CIA: CLANDESTINE COURAGE
Of all those unapplauded, no national security organization gets less credit—and more public blame when they err—than the Central Intelligence Agency (CIA), which conducts both intelligence analysis and operations.
To enhance their effectiveness as well as their safety and that of their families, many of its officers live their personal and professional lives under “cover”—with their actual employer unknown to those outside their immediate family.
This “code of silence” has resulted in no shortage of interesting anecdotes from now-grown children who never knew that mom or dad worked for the CIA all those years until the parent made a deathbed confession. Some take their lives as spies to the grave, leaving a surviving spouse to tell to the “kids” the story of mom or dad’s life as an undercover agent.
Of course, when people join “The Company,” they do it knowing full well that they will get no public credit for their important work.
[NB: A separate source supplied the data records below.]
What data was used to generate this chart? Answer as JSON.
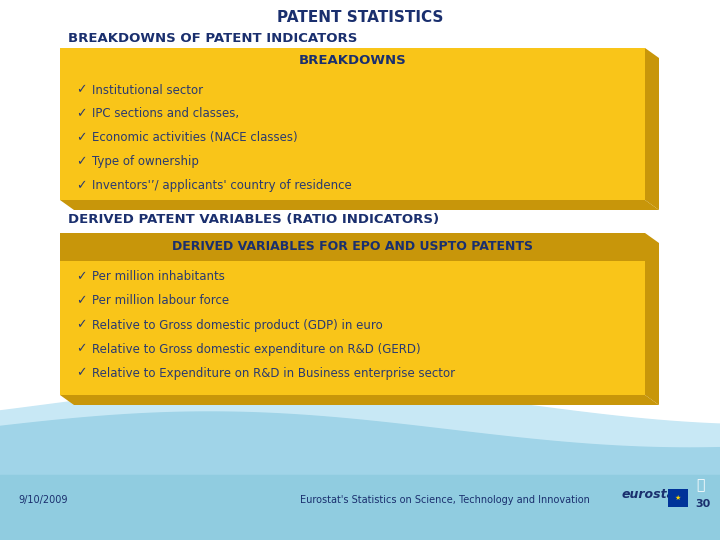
{
  "title": "PATENT STATISTICS",
  "subtitle1": "BREAKDOWNS OF PATENT INDICATORS",
  "box1_header": "BREAKDOWNS",
  "box1_items": [
    "Institutional sector",
    "IPC sections and classes,",
    "Economic activities (NACE classes)",
    "Type of ownership",
    "Inventors'’/ applicants' country of residence"
  ],
  "subtitle2": "DERIVED PATENT VARIABLES (RATIO INDICATORS)",
  "box2_header": "DERIVED VARIABLES FOR EPO AND USPTO PATENTS",
  "box2_items": [
    "Per million inhabitants",
    "Per million labour force",
    "Relative to Gross domestic product (GDP) in euro",
    "Relative to Gross domestic expenditure on R&D (GERD)",
    "Relative to Expenditure on R&D in Business enterprise sector"
  ],
  "footer_date": "9/10/2009",
  "footer_text": "Eurostat's Statistics on Science, Technology and Innovation",
  "page_num": "30",
  "bg_color": "#ffffff",
  "box_color": "#F9C519",
  "box_header1_color": "#F9C519",
  "box_header2_bg": "#C8960A",
  "box_shadow_color": "#C8960A",
  "title_color": "#1a2f6e",
  "subtitle_color": "#1a2f6e",
  "item_color": "#2a3a70",
  "header_text_color": "#1a2f6e",
  "wave_light": "#b8dff0",
  "wave_mid": "#90cce0",
  "footer_color": "#1a2f6e"
}
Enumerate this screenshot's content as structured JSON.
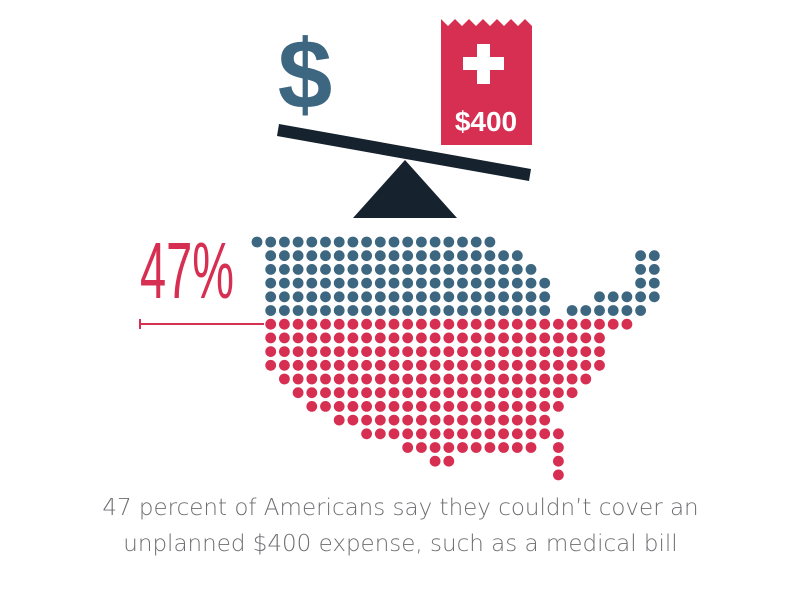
{
  "infographic": {
    "dollar_symbol": "$",
    "receipt_amount": "$400",
    "percent_label": "47%",
    "caption_line1": "47 percent of Americans say they couldn’t cover an",
    "caption_line2": "unplanned $400 expense, such as a medical bill",
    "statistic": {
      "share_cannot_cover": 0.47
    }
  },
  "colors": {
    "blue": "#3d6680",
    "red": "#d62f52",
    "navy": "#16222e",
    "caption": "#6d6e71",
    "white": "#ffffff"
  },
  "icons": [
    "dollar-icon",
    "medical-receipt-icon",
    "medical-cross-icon",
    "balance-scale-icon"
  ]
}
Their triumphs may only be known to just a handful of colleagues if others inside CIA headquarters in Langley do not have the “need to know.”
But these shadow warriors are in many cases working alongside their military counterparts in combat zones like Afghanistan, gathering important information or chasing terrorists. .....
Like the CIA, Navy SEALs (and other special operators) live out of the limelight, never asking for—or expecting—public recognition for the difficult and dangerous work they do in peace and war for U.S. national defense.
But in the past few years, the curtain has, on occasion, pulled back ever so slightly on the SEALs’ involvement in some aweinspiring military operations.
There was, for example, the SEAL rescue of the American captain of the U.S.-registered cargo ship Maersk Alabama, which was hijacked in the Gulf of Aden in April 2009 by modern-day Somali pirates.
According to news reports, after storming the Maersk Alabama but failing to gain control of the vessel, the pirates left the freighter in one of its lifeboats with the ship’s captain. A Navy destroyer, the USS Bainbridge, was dispatched to the scene to monitor and respond to events.
Navy SEALs stationed in the region, including some crack snipers, were reportedly parachuted into the Gulf of Aden in the vicinity of Bainbridge and came aboard, while negotiations for the release of the hostage continued with the pirates.
Sensing the captain’s life was in danger, the Navy’s on-scene commander ordered SEAL sharpshooters into action. They killed three pirates in the bobbing lifeboat from the pitching fantail of Bainbridge with one simultaneous volley of three shots.
Of course, Americans never saw the faces or knew the names of the SEALs involved in this rescue. Not surprisingly, the same is true for the SEAL team which was called on to hunt down Public Enemy No. 1: Osama bin Laden.